2.2 Counting, the Enumeration Problem, and Statistics
In the example in the previous section we left off with counts on all 4096 hexamers seen in a given genome. If we go from counts on substrings of length 6 to substrings of length 30 we run into a problem – there are now a million million million (1018) substrings to get counts on.

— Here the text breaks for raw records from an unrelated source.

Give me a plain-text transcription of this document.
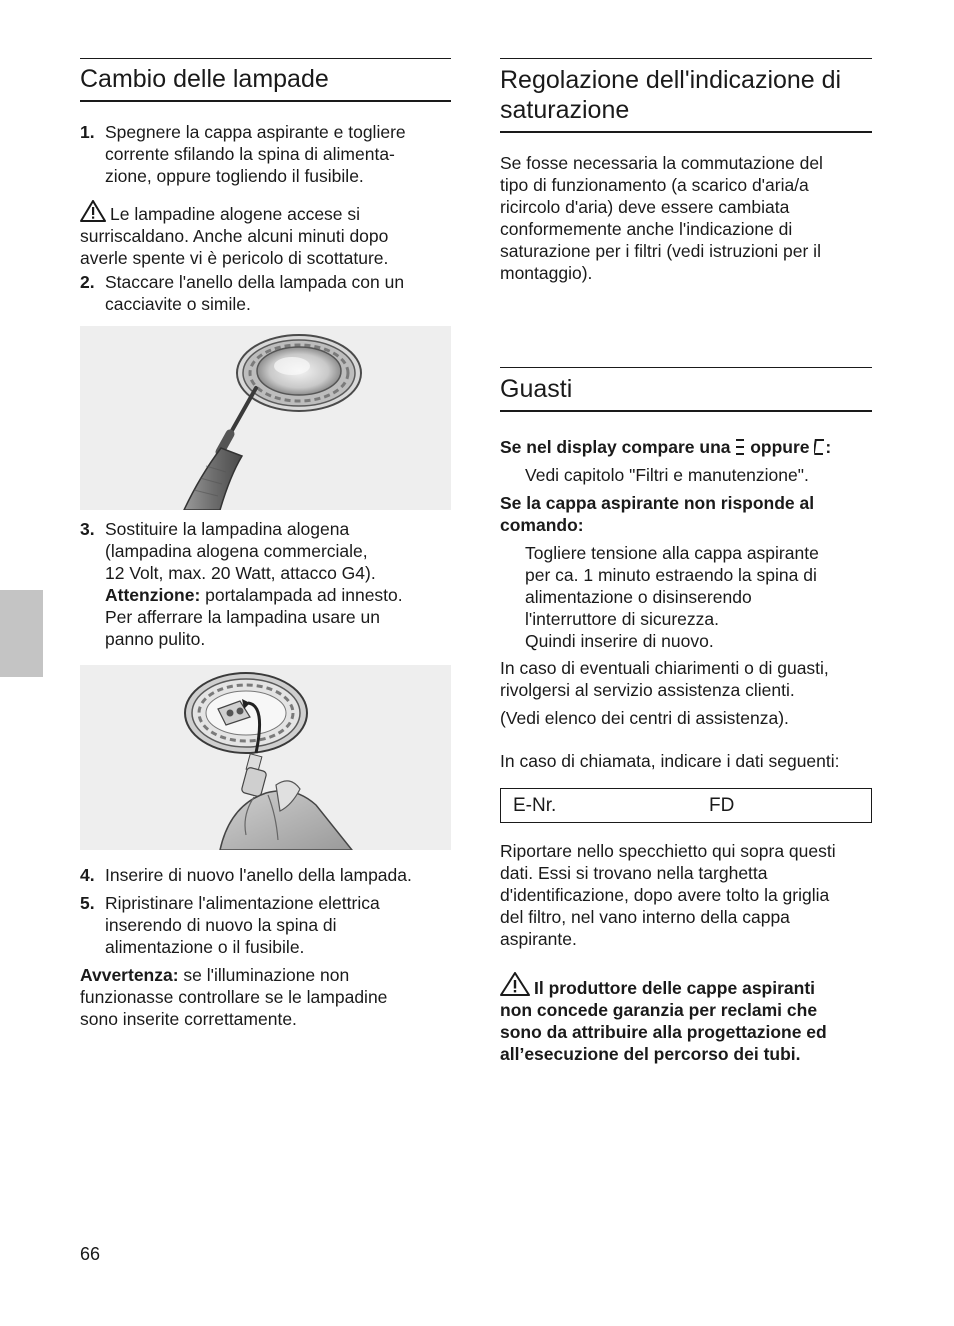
Cambio delle lampade
1. Spegnere la cappa aspirante e togliere
corrente sfilando la spina di alimenta-
zione, oppure togliendo il fusibile.
Le lampadine alogene accese si
surriscaldano. Anche alcuni minuti dopo
averle spente vi è pericolo di scottature.
2. Staccare l'anello della lampada con un
cacciavite o simile.
3. Sostituire la lampadina alogena
(lampadina alogena commerciale,
12 Volt, max. 20 Watt, attacco G4).
Attenzione: portalampada ad innesto.
Per afferrare la lampadina usare un
panno pulito.
4. Inserire di nuovo l'anello della lampada.
5. Ripristinare l'alimentazione elettrica
inserendo di nuovo la spina di
alimentazione o il fusibile.
Avvertenza: se l'illuminazione non
funzionasse controllare se le lampadine
sono inserite correttamente.
Regolazione dell'indicazione di
saturazione
Se fosse necessaria la commutazione del
tipo di funzionamento (a scarico d'aria/a
ricircolo d'aria) deve essere cambiata
conformemente anche l'indicazione di
saturazione per i filtri (vedi istruzioni per il
montaggio).
Guasti
Se nel display compare una  oppure :
Vedi capitolo "Filtri e manutenzione".
Se la cappa aspirante non risponde al
comando:
Togliere tensione alla cappa aspirante
per ca. 1 minuto estraendo la spina di
alimentazione o disinserendo
l'interruttore di sicurezza.
Quindi inserire di nuovo.
In caso di eventuali chiarimenti o di guasti,
rivolgersi al servizio assistenza clienti.
(Vedi elenco dei centri di assistenza).
In caso di chiamata, indicare i dati seguenti:
E-Nr.	FD
Riportare nello specchietto qui sopra questi
dati. Essi si trovano nella targhetta
d'identificazione, dopo avere tolto la griglia
del filtro, nel vano interno della cappa
aspirante.
Il produttore delle cappe aspiranti
non concede garanzia per reclami che
sono da attribuire alla progettazione ed
all’esecuzione del percorso dei tubi.
66
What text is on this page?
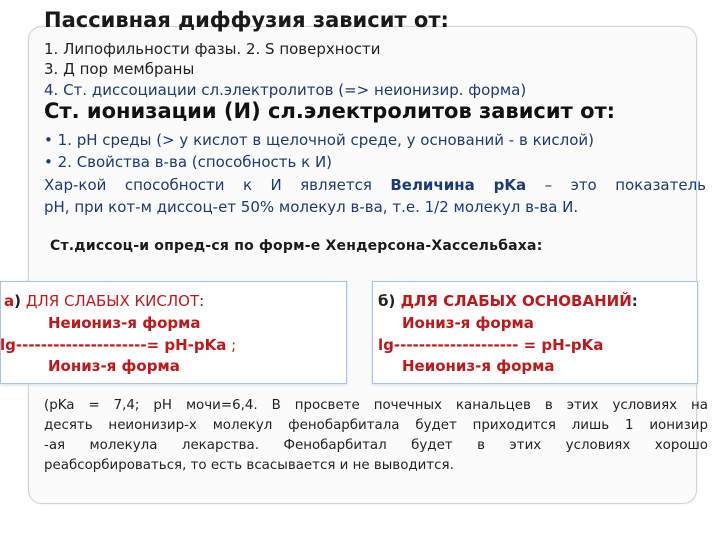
Пассивная диффузия зависит от:
1. Липофильности фазы. 2. S поверхности
3. Д пор мембраны
4. Ст. диссоциации сл.электролитов (=> неионизир. форма)
Ст. ионизации (И) сл.электролитов зависит от:
• 1. pH среды (> у кислот в щелочной среде, у оснований - в кислой)
• 2. Свойства в-ва (способность к И)
Хар-кой способности к И является Величина pKa – это показатель
pH, при кот-м диссоц-ет 50% молекул в-ва, т.е. 1/2 молекул в-ва И.
Ст.диссоц-и опред-ся по форм-е Хендерсона-Хассельбаха:
а) ДЛЯ СЛАБЫХ КИСЛОТ:
Неиониз-я форма
lg---------------------= pH-pKa ;
Иониз-я форма
б) ДЛЯ СЛАБЫХ ОСНОВАНИЙ:
Иониз-я форма
lg-------------------- = pH-pKa
Неиониз-я форма
(pKa = 7,4; pH мочи=6,4. В просвете почечных канальцев в этих условиях на
десять неионизир-х молекул фенобарбитала будет приходится лишь 1 ионизир
-ая молекула лекарства. Фенобарбитал будет в этих условиях хорошо
реабсорбироваться, то есть всасывается и не выводится.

No genome is even remotely this large, so when getting counts on substrings in this situation most substring counts will necessarily be zero. Due to the large number of substrings, this is often referred to as “the enumeration problem,” but since counts need only be maintained that are nonzero, we are bounded by genome size, for which there is no enumeration problem. The main mechanism for capturing count information on substrings without dedicated (array) memory, is by use of associative memory constructs, such as the hash variable, and this technique is employed in the code examples.